Path C: Wallet-native approval managers (Rabby, MetaMask 2026)
In 2025 Rabby rolled approval management into its “Approvals” menu, and MetaMask 2026.x followed. The flow mirrors Revoke.cash, with three differences:
- Native managers don’t require visiting a third-party site, smaller phishing surface
- They show only the currently selected chain — multi-chain still means manual switching
- Rabby color-codes by spender risk tier (blacklist / greylist / whitelist), more intuitive than a flat list
- See Rabby vs MetaMask if you’re picking one
If Rabby is your daily driver, treat the built-in tool as a weekly check-in and Revoke.cash as the quarterly deep-clean — their data sources differ slightly, so they cross-check each other.
Details people miss
One, setApprovalForAll for NFTs is more dangerous than ERC-20 approve. A single approval can sweep every BAYC, CryptoPunk, or Pudgy Penguin under the same contract. Revoke.cash flags these in red — handle them before ERC-20s.
Two, Permit2 doesn’t appear in the standard approval list. Uniswap’s Permit2 routes allowances through a central contract — the on-chain approval is to Permit2, while Permit2 itself stores a second layer of signed allowances that must be revoked from app.uniswap.org’s Permit2 page. Most tutorials skip this.
Three, not every stale approval is worth revoking. If the remaining allowance is 100 wei it’s not worth gas. If the contract is a major DEX you’ll use again next week, revoking now means re-approving and paying gas twice. My rule: risk × asset size > 10× gas cost before I act.

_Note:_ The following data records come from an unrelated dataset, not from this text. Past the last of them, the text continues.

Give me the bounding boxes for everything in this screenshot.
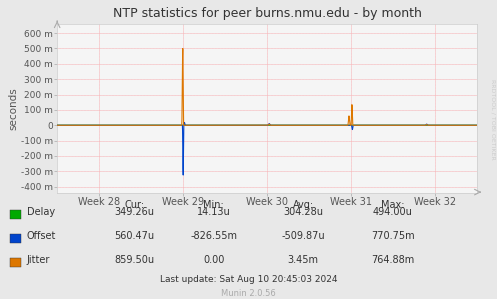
Text: 304.28u: 304.28u <box>283 207 323 217</box>
Text: 560.47u: 560.47u <box>114 231 154 241</box>
Text: Offset: Offset <box>27 231 56 241</box>
Text: 764.88m: 764.88m <box>371 255 414 265</box>
Text: Cur:: Cur: <box>124 200 144 210</box>
Text: 770.75m: 770.75m <box>371 231 414 241</box>
Text: 349.26u: 349.26u <box>114 207 154 217</box>
Text: Max:: Max: <box>381 200 405 210</box>
Text: Last update: Sat Aug 10 20:45:03 2024: Last update: Sat Aug 10 20:45:03 2024 <box>160 275 337 284</box>
Text: 494.00u: 494.00u <box>373 207 413 217</box>
Text: 3.45m: 3.45m <box>288 255 319 265</box>
Text: 859.50u: 859.50u <box>114 255 154 265</box>
Text: 0.00: 0.00 <box>203 255 225 265</box>
Text: Avg:: Avg: <box>293 200 314 210</box>
Text: Delay: Delay <box>27 207 55 217</box>
Text: RRDTOOL / TOBI OETIKER: RRDTOOL / TOBI OETIKER <box>491 79 496 160</box>
Text: 14.13u: 14.13u <box>197 207 231 217</box>
Y-axis label: seconds: seconds <box>8 87 18 130</box>
Title: NTP statistics for peer burns.nmu.edu - by month: NTP statistics for peer burns.nmu.edu - … <box>113 7 421 20</box>
Text: Munin 2.0.56: Munin 2.0.56 <box>221 289 276 298</box>
Text: Min:: Min: <box>203 200 224 210</box>
Text: -826.55m: -826.55m <box>190 231 237 241</box>
Text: -509.87u: -509.87u <box>281 231 325 241</box>
Text: Jitter: Jitter <box>27 255 50 265</box>
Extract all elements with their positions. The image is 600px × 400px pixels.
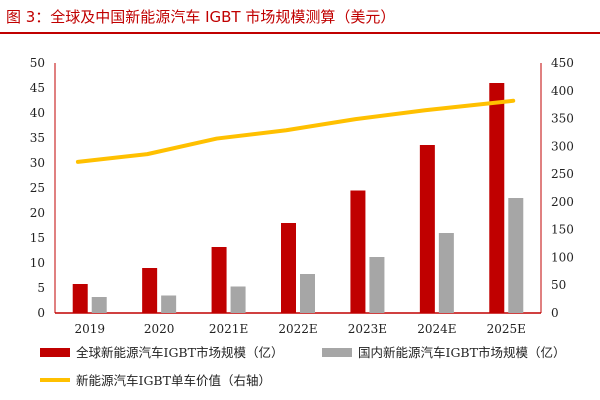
right-tick-label: 50 xyxy=(551,278,566,292)
bar-global-2024E xyxy=(419,145,435,313)
bar-china-2025E xyxy=(508,198,524,313)
right-tick-label: 150 xyxy=(551,223,574,237)
bar-global-2020 xyxy=(142,268,158,313)
legend-swatch-china xyxy=(322,348,352,357)
bar-china-2023E xyxy=(369,257,385,313)
legend-label-global: 全球新能源汽车IGBT市场规模（亿） xyxy=(76,345,283,360)
left-tick-label: 0 xyxy=(37,306,45,320)
right-tick-label: 0 xyxy=(551,306,559,320)
left-tick-label: 40 xyxy=(30,106,45,120)
x-tick-label: 2025E xyxy=(487,322,526,336)
right-tick-label: 100 xyxy=(551,250,574,264)
left-tick-label: 5 xyxy=(37,281,45,295)
x-tick-label: 2020 xyxy=(144,322,175,336)
left-tick-label: 30 xyxy=(30,156,45,170)
right-tick-label: 400 xyxy=(551,84,574,98)
x-tick-label: 2021E xyxy=(209,322,248,336)
chart-title: 图 3：全球及中国新能源汽车 IGBT 市场规模测算（美元） xyxy=(6,8,396,26)
bar-china-2021E xyxy=(230,286,246,313)
line-unit-value xyxy=(75,98,516,164)
x-tick-label: 2023E xyxy=(348,322,387,336)
bar-global-2023E xyxy=(350,190,366,313)
bar-china-2024E xyxy=(438,233,454,313)
right-tick-label: 450 xyxy=(551,56,574,70)
left-tick-label: 10 xyxy=(30,256,45,270)
left-tick-label: 45 xyxy=(30,81,45,95)
left-tick-label: 15 xyxy=(30,231,45,245)
left-tick-label: 50 xyxy=(30,56,45,70)
bar-china-2019 xyxy=(91,297,107,313)
legend-label-china: 国内新能源汽车IGBT市场规模（亿） xyxy=(358,345,565,360)
right-tick-label: 250 xyxy=(551,167,574,181)
bar-global-2019 xyxy=(72,284,88,313)
bar-global-2025E xyxy=(489,83,505,313)
right-tick-label: 200 xyxy=(551,195,574,209)
title-underline xyxy=(0,32,600,34)
left-tick-label: 35 xyxy=(30,131,45,145)
bar-china-2020 xyxy=(161,295,177,313)
x-tick-label: 2024E xyxy=(417,322,456,336)
right-tick-label: 350 xyxy=(551,112,574,126)
right-tick-label: 300 xyxy=(551,139,574,153)
x-tick-label: 2022E xyxy=(278,322,317,336)
bar-china-2022E xyxy=(300,274,315,313)
legend-label-line: 新能源汽车IGBT单车价值（右轴） xyxy=(76,373,271,388)
bar-global-2022E xyxy=(281,223,296,313)
bar-global-2021E xyxy=(211,247,227,313)
left-tick-label: 25 xyxy=(30,181,45,195)
legend-swatch-global xyxy=(40,348,70,357)
x-tick-label: 2019 xyxy=(74,322,105,336)
left-tick-label: 20 xyxy=(30,206,45,220)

Four, a clean wallet stays clean for about a week. Every new protocol, every airdrop claim, every bridge spawns fresh approvals. The habit “check Revoke.cash after every new protocol” beats a quarterly mega-cleanup.
My personal cadence
Here is the checklist I’ve been running for two years — feel free to copy:
- Monthly: open Revoke.cash, scan mainnet plus heavily used L2s, act on every P0/P1
- Quarterly: nuke every approval on L2s that hasn’t been touched in six months — gas is negligible
- Semi-annually: full mainnet sweep, including Permit2 and NFT
setApprovalForAll - Before any large deposit: run Revoke.cash to confirm no stale approval is waiting to siphon the new funds
Once this rhythm clicks, the remaining 95% of your security exposure shifts back to seed phrase hygiene and phishing recognition — not a three-year-old approve that quietly empties your balance.